Institute of Dentistry, University of Eastern Finland, Kuopio, Finland.
Department of Medicine, University of Helsinki, Helsinki, Finland.
Clin Exp Dent Res. 2024 Dec;10(6):e70023. doi: 10.1002/cre2.70023.
The aim of this study was to investigate whether periodontal condition is associated with the development of impaired glucose tolerance (IGT).
This study was based on a subpopulation of a cohort of persons born in 1935 and living in Oulu, Finland, on October 1, 1990. The participants were normoglycemic (no previously diagnosed diabetes mellitus and a 2-h oral glucose tolerance test [OGTT] blood glucose < 7.8 mmol/L) in the baseline examinations (1990-1992) and had fasting blood glucose < 7.0 mmol/L in the follow-up examinations (2007-2008) (n = 225). The outcome was IGT on follow-up, measured by a blood glucose level of ≥ 7.8 mmol/L after OGTT. The exposure was the periodontal condition at baseline categorized into four groups: 0, 1-6, ≥ 7 sites with deepened (≥ 4 mm) periodontal pockets, and edentulousness.
A total of 23% of the participants developed IGT. The adjusted incidence rate ratios with 95% confidence intervals (CI) for dentate participants with 1-6 sites and ≥ 7 sites with deepened periodontal pockets, and edentate participants (reference category dentate participants without deepened periodontal pockets) were 1.5 (95% CI, 0.6-4.0), 1.8 (95% CI, 0.7-4.4), and 1.6 (95% CI, 0.6-4.0), respectively.
Poor periodontal condition may predispose individuals to IGT; however, further studies on this matter are warranted.
本研究旨在探讨牙周状况是否与葡萄糖耐量受损(IGT)的发生有关。
本研究基于出生于 1935 年、1990 年 10 月 1 日居住在芬兰奥卢的队列人群的一个亚群。

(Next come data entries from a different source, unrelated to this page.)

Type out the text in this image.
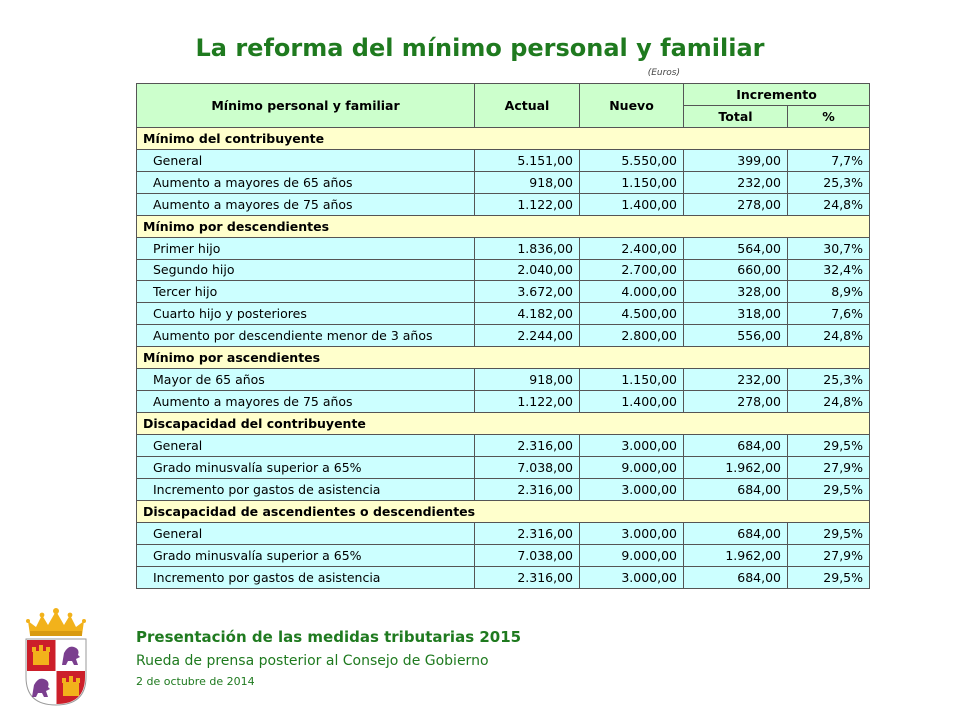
La reforma del mínimo personal y familiar
(Euros)
Mínimo personal y familiar	Actual	Nuevo	Incremento	
			Total	%
Mínimo del contribuyente				
General	5.151,00	5.550,00	399,00	7,7%
Aumento a mayores de 65 años	918,00	1.150,00	232,00	25,3%
Aumento a mayores de 75 años	1.122,00	1.400,00	278,00	24,8%
Mínimo por descendientes				
Primer hijo	1.836,00	2.400,00	564,00	30,7%
Segundo hijo	2.040,00	2.700,00	660,00	32,4%
Tercer hijo	3.672,00	4.000,00	328,00	8,9%
Cuarto hijo y posteriores	4.182,00	4.500,00	318,00	7,6%
Aumento por descendiente menor de 3 años	2.244,00	2.800,00	556,00	24,8%
Mínimo por ascendientes				
Mayor de 65 años	918,00	1.150,00	232,00	25,3%
Aumento a mayores de 75 años	1.122,00	1.400,00	278,00	24,8%
Discapacidad del contribuyente				
General	2.316,00	3.000,00	684,00	29,5%
Grado minusvalía superior a 65%	7.038,00	9.000,00	1.962,00	27,9%
Incremento por gastos de asistencia	2.316,00	3.000,00	684,00	29,5%
Discapacidad de ascendientes o descendientes				
General	2.316,00	3.000,00	684,00	29,5%
Grado minusvalía superior a 65%	7.038,00	9.000,00	1.962,00	27,9%
Incremento por gastos de asistencia	2.316,00	3.000,00	684,00	29,5%
Presentación de las medidas tributarias 2015
Rueda de prensa posterior al Consejo de Gobierno
2 de octubre de 2014
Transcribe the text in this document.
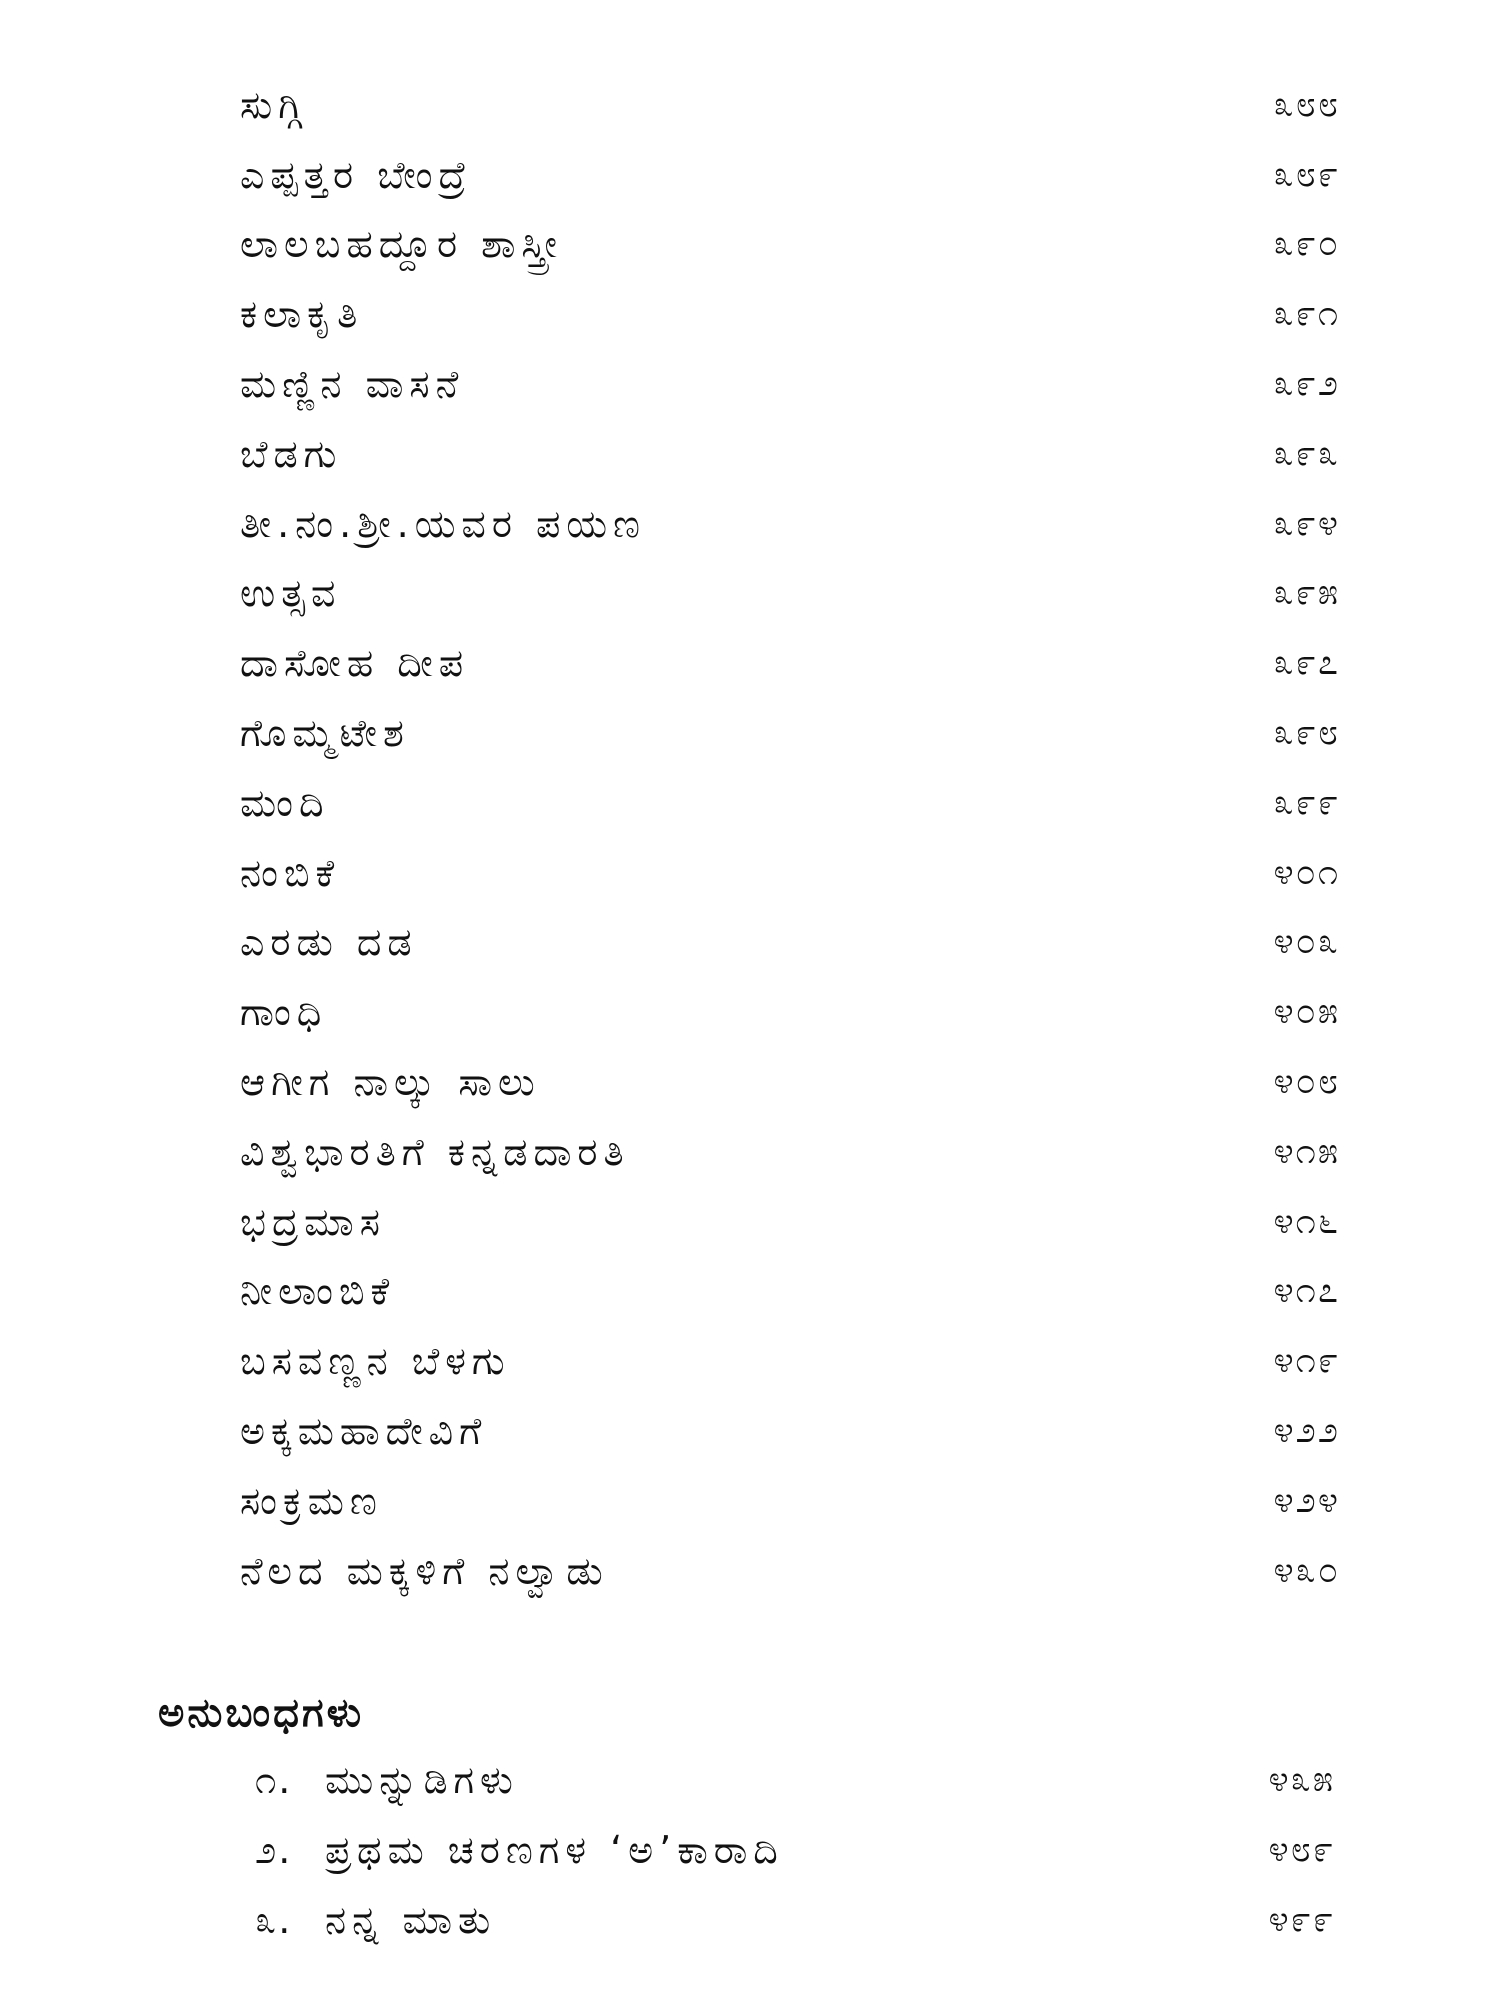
ಸುಗ್ಗಿ	೩೮೮
ಎಪ್ಪತ್ತರ ಬೇಂದ್ರೆ	೩೮೯
ಲಾಲಬಹದ್ದೂರ ಶಾಸ್ತ್ರೀ	೩೯೦
ಕಲಾಕೃತಿ	೩೯೧
ಮಣ್ಣಿನ ವಾಸನೆ	೩೯೨
ಬೆಡಗು	೩೯೩
ತೀ.ನಂ.ಶ್ರೀ.ಯವರ ಪಯಣ	೩೯೪
ಉತ್ಸವ	೩೯೫
ದಾಸೋಹ ದೀಪ	೩೯೭
ಗೊಮ್ಮಟೇಶ	೩೯೮
ಮಂದಿ	೩೯೯
ನಂಬಿಕೆ	೪೦೧
ಎರಡು ದಡ	೪೦೩
ಗಾಂಧಿ	೪೦೫
ಆಗೀಗ ನಾಲ್ಕು ಸಾಲು	೪೦೮
ವಿಶ್ವಭಾರತಿಗೆ ಕನ್ನಡದಾರತಿ	೪೧೫
ಭದ್ರಮಾಸ	೪೧೬
ನೀಲಾಂಬಿಕೆ	೪೧೭
ಬಸವಣ್ಣನ ಬೆಳಗು	೪೧೯
ಅಕ್ಕಮಹಾದೇವಿಗೆ	೪೨೨
ಸಂಕ್ರಮಣ	೪೨೪
ನೆಲದ ಮಕ್ಕಳಿಗೆ ನಲ್ವಾಡು	೪೩೦
ಅನುಬಂಧಗಳು
೧. ಮುನ್ನುಡಿಗಳು	೪೩೫
೨. ಪ್ರಥಮ ಚರಣಗಳ ‘ಅ’ಕಾರಾದಿ	೪೮೯
೩. ನನ್ನ ಮಾತು	೪೯೯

参与者在基线检查(1990-1992 年)时血糖正常(无先前诊断的糖尿病和 2 小时口服葡萄糖耐量试验[OGTT]血糖<7.8mmol/L),且在随访检查(2007-2008 年)时空腹血糖<7.0mmol/L(n=225)。IGT 的结果是在随访时通过 OGTT 后血糖水平≥7.8mmol/L 来测量的。暴露是基线时的牙周状况,分为四组:0、1-6、≥7 个部位有加深(≥4mm)的牙周袋和无牙。
共有 23%的参与者发展为 IGT。调整后的发病风险比(95%可信区间[CI])为有 1-6 个部位和≥7 个部位有加深牙周袋的有牙参与者以及无牙参与者(无加深牙周袋的有牙参与者为参考类别)分别为 1.5(95%CI,0.6-4.0)、1.8(95%CI,0.7-4.4)和 1.6(95%CI,0.6-4.0)。
较差的牙周状况可能使个体易患 IGT;然而,需要进一步研究这一问题。